As filarmônicas também causaram impacto nas vidas das estudantes Sende Novaes, 20, Poliana Oliveira, 18, e Maria Regina Miranda, 16, mas de outra forma. As três, que fazem parte das filarmônicas das cidades de São Gabriel e Central, respectivamente, tiveram suas histórias transformadas pela prática musical. “A música fez toda a diferença na minha vida, gerou família além da família de casa”, elogiou Poliana, que toca clarinete há cinco anos na Filarmônica de São Gabriel.

Além do laço afetivo, Poliana lembrou de uma amiga que foi vítima de prostituição infantil e foi resgatada pela instituição. “Ela entrou na filarmônica e a gente conseguiu todo o apoio de psicólogo para sair dessa situação de vulnerabilidade”, revelou.“Viramos uma grande família, uma rede. Não sei o que seria da minha vida se não fosse a música. Onde eu moro tem muita violência, mas muitas crianças são abraçadas pela filarmônica e afastadas dessa vulnerabilidade”, concordou Sende. (Foto: Marina Silva/CORREIO) Diálogo Convocada pela deputada Fabíola Mansur, presidente da Comissão de Cultura da Assembleia Legislativa da Bahia, a audiência que aconteceu no Auditório Jornalista Jorge Calmon contou, ainda, com a participação da presidente da Fundação Cultural do Estado da Bahia (Funceb), Renata Dias, representante da Secretaria de Cultura da Bahia (SecultBA) e do governador Rui Costa. Além dela, o evento contou com nomes como o maestro Roberto Franco, da Filarmônica Minerva Cachoeirana, e o professor Paulo Costa Lima.

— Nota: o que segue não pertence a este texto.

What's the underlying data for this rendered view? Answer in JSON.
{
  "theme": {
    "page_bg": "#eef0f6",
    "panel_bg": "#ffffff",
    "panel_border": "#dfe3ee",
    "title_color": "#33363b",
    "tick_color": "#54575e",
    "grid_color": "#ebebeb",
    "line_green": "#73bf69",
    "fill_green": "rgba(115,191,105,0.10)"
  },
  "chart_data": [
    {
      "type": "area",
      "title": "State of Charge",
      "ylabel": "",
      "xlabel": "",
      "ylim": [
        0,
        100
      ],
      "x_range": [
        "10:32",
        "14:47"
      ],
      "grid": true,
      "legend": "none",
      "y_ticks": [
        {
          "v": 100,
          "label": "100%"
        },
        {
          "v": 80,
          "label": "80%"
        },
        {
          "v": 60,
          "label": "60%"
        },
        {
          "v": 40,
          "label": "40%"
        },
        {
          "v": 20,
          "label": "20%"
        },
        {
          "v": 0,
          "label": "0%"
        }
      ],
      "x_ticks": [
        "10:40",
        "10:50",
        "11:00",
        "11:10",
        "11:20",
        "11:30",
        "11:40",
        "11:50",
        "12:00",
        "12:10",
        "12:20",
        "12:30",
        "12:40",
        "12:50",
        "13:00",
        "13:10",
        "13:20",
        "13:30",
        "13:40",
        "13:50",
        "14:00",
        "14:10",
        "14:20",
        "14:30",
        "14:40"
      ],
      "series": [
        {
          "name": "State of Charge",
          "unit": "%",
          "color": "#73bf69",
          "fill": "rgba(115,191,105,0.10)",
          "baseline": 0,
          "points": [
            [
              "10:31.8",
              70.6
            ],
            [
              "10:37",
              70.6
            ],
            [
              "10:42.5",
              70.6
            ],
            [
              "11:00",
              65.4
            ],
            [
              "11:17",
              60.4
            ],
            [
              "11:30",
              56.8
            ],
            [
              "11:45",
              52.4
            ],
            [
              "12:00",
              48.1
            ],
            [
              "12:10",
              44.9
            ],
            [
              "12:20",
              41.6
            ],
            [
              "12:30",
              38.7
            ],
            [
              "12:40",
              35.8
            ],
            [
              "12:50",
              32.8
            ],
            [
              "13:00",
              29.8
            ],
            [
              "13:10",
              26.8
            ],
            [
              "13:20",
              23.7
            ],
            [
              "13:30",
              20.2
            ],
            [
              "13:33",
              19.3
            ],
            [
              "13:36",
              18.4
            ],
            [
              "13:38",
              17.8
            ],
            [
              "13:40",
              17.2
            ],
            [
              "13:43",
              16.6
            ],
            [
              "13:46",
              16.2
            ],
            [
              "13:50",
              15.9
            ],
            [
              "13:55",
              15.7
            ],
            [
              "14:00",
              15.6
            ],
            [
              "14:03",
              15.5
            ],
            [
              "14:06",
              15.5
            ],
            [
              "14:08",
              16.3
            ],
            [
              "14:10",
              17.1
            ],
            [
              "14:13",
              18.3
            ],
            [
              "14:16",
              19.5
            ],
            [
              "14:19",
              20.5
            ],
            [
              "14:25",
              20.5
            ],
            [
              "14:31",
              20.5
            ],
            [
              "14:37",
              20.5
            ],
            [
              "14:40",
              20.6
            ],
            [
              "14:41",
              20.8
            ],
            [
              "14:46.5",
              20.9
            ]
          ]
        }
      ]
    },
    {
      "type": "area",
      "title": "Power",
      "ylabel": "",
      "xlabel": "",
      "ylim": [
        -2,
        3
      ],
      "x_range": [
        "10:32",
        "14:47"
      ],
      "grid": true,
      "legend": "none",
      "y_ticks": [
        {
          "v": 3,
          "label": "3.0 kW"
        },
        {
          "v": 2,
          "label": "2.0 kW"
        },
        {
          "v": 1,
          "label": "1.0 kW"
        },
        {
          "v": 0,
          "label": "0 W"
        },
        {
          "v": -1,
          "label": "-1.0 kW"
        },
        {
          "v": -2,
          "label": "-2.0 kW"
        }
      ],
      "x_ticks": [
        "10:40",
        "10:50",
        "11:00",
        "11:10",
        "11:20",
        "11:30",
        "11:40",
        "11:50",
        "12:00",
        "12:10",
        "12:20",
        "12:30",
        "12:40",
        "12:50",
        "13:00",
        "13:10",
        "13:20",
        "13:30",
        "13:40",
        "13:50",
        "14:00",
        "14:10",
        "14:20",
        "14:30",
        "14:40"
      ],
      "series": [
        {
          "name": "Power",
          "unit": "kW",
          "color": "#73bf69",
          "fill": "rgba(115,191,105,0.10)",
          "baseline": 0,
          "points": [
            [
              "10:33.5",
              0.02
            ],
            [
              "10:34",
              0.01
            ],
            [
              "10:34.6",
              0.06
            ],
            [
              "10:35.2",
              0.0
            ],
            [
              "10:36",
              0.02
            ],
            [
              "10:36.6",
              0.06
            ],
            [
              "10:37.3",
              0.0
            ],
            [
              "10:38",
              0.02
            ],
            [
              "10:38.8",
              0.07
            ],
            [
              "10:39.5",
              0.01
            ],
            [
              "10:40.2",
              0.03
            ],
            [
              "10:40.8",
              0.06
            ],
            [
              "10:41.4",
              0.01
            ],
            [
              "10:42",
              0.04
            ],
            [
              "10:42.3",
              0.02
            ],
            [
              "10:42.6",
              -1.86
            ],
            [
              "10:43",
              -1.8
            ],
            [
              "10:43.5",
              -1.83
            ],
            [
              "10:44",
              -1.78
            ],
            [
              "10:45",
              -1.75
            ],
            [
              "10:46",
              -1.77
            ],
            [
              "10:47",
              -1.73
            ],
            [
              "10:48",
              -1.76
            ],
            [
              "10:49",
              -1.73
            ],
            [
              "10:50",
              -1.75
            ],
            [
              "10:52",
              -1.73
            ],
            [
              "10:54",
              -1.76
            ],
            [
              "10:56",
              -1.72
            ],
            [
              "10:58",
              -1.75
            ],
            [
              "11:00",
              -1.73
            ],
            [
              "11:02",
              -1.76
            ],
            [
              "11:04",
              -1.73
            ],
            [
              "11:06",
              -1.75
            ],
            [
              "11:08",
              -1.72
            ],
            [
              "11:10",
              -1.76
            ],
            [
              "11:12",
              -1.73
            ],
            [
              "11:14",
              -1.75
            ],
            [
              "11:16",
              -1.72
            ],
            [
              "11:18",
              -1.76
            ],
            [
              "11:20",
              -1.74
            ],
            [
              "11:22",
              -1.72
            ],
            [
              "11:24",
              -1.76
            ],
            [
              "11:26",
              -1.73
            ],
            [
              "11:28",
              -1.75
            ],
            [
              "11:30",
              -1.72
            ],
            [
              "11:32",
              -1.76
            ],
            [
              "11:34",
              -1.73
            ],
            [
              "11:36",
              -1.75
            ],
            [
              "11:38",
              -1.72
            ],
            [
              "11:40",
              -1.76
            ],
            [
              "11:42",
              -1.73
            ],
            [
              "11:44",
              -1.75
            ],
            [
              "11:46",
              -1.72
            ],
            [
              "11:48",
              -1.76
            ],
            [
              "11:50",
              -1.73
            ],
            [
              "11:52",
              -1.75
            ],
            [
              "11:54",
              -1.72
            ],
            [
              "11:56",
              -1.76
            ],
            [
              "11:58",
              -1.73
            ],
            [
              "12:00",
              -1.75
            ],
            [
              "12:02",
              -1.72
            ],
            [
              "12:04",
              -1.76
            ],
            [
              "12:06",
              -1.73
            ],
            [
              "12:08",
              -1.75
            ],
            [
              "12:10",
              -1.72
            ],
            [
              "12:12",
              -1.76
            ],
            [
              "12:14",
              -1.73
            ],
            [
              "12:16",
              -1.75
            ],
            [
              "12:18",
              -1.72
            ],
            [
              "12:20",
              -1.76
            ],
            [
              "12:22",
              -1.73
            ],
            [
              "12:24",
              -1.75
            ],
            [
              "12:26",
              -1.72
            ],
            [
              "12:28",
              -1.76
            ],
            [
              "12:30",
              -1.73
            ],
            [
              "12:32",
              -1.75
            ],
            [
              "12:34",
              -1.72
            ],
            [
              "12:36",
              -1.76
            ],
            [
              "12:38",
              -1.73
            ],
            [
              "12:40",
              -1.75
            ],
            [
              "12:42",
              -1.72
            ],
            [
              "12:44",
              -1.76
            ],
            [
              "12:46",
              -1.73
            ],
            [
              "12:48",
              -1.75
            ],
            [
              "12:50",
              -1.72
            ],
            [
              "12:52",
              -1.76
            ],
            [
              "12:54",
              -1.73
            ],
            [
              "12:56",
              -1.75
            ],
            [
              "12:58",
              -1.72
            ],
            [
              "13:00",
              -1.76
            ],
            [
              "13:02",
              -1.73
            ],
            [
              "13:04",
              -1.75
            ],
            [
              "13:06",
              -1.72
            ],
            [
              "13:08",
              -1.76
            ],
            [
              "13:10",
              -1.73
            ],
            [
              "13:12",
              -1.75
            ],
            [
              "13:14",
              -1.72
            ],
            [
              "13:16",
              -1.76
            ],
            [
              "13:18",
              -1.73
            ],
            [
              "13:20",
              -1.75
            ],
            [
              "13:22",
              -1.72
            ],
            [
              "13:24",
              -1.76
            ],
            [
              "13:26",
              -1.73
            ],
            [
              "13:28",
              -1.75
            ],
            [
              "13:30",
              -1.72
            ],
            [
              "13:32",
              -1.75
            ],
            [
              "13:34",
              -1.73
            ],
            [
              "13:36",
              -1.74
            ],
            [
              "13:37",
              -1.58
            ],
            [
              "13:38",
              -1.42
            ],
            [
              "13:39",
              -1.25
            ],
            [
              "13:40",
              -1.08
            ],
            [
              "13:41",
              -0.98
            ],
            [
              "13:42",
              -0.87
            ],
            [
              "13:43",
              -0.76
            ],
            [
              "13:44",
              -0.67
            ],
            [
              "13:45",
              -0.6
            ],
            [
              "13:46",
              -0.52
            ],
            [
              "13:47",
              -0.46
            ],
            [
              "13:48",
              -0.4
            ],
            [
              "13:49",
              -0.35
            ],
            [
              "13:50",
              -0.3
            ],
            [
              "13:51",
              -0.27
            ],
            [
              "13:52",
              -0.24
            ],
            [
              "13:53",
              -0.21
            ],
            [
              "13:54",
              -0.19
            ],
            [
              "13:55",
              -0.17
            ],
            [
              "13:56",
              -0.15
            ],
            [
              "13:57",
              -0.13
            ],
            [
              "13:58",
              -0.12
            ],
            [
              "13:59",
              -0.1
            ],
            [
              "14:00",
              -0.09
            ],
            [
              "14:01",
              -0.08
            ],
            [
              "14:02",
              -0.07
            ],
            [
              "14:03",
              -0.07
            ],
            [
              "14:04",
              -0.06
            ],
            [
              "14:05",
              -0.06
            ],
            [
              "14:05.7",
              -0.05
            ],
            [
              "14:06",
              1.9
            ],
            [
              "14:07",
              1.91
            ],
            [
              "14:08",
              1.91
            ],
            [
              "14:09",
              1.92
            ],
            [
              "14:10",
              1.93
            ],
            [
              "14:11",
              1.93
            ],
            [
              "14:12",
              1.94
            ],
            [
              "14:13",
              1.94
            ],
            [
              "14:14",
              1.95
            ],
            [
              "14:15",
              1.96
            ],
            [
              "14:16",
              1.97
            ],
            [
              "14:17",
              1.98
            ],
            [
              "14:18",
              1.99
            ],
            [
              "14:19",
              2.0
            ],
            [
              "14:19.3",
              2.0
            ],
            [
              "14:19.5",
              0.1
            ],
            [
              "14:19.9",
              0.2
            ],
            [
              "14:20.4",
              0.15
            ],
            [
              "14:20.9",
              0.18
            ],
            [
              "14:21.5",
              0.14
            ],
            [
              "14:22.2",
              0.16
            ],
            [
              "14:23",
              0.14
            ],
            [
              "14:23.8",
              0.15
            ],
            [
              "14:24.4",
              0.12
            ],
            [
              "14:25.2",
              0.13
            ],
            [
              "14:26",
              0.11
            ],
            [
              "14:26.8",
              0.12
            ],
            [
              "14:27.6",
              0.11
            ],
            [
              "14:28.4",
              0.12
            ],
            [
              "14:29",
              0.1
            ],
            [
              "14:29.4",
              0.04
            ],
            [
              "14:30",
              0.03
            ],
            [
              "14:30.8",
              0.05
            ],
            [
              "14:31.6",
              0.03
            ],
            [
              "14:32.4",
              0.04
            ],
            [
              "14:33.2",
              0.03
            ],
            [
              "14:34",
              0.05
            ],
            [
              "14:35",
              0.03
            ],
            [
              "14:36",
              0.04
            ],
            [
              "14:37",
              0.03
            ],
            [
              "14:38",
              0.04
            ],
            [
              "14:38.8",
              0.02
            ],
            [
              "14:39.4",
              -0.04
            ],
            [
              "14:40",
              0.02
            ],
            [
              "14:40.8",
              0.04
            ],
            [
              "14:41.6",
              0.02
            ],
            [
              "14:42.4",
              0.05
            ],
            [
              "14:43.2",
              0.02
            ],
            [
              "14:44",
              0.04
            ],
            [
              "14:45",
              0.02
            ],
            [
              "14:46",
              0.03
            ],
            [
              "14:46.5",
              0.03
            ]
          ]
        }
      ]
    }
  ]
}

Centenárias, as filarmônicas foram apontadas por Fabíola como patrimônio cultural do estado “com ações não só na área de cultura, mas na área educacional e social”.“Nós somos as vozes da população e recebemos um grito legítimo. Há que sensibilizar o governador e os prefeitos, porque é um grito de socorro. É preciso uma política radicalizada de fomento às filarmônicas”, defendeu.Em resposta à manifestação na ALB, Renata Dias ressaltou o quão complexo é o trabalho das filarmônicas e que atender às suas demandas pede uma ação conjunta com a Secretaria de Segurança Pública e a Secretaria de Justiça, Direitos Humanos e Desenvolvimento Social da Bahia.“A gente fala não só de música, mas de educação, de combate à violência e de justiça social. Precisamos dialogar com os demais entes do estado, para encontrar uma solução conjunta”, destacou Renata.A presidente da SecultBA reconheceu, ainda, a necessidade de simplificar a participação das filarmônicas nos editais públicos. “É uma saída”, disse, se comprometendo a dar continuidade a emendas específicas para as filarmônicas.

Questionado sobre uma possível disputa de atenção com o Núcleo de Orquestras Infantis e Juvenis da Bahia (Neojiba), que recebe recursos do governo, o maestro Gerry ponderou. "Acho que a gente não tem que brigar pelo mesmo objetivo. Cada um faz o seu trabalho. O Neojiba tem um trabalho relevante, importante, e não critico ele, mas as filarmônicas também precisam. Hoje, temos um número aproximado de 180 filarmônicas, mas elas estão morrendo", alertou.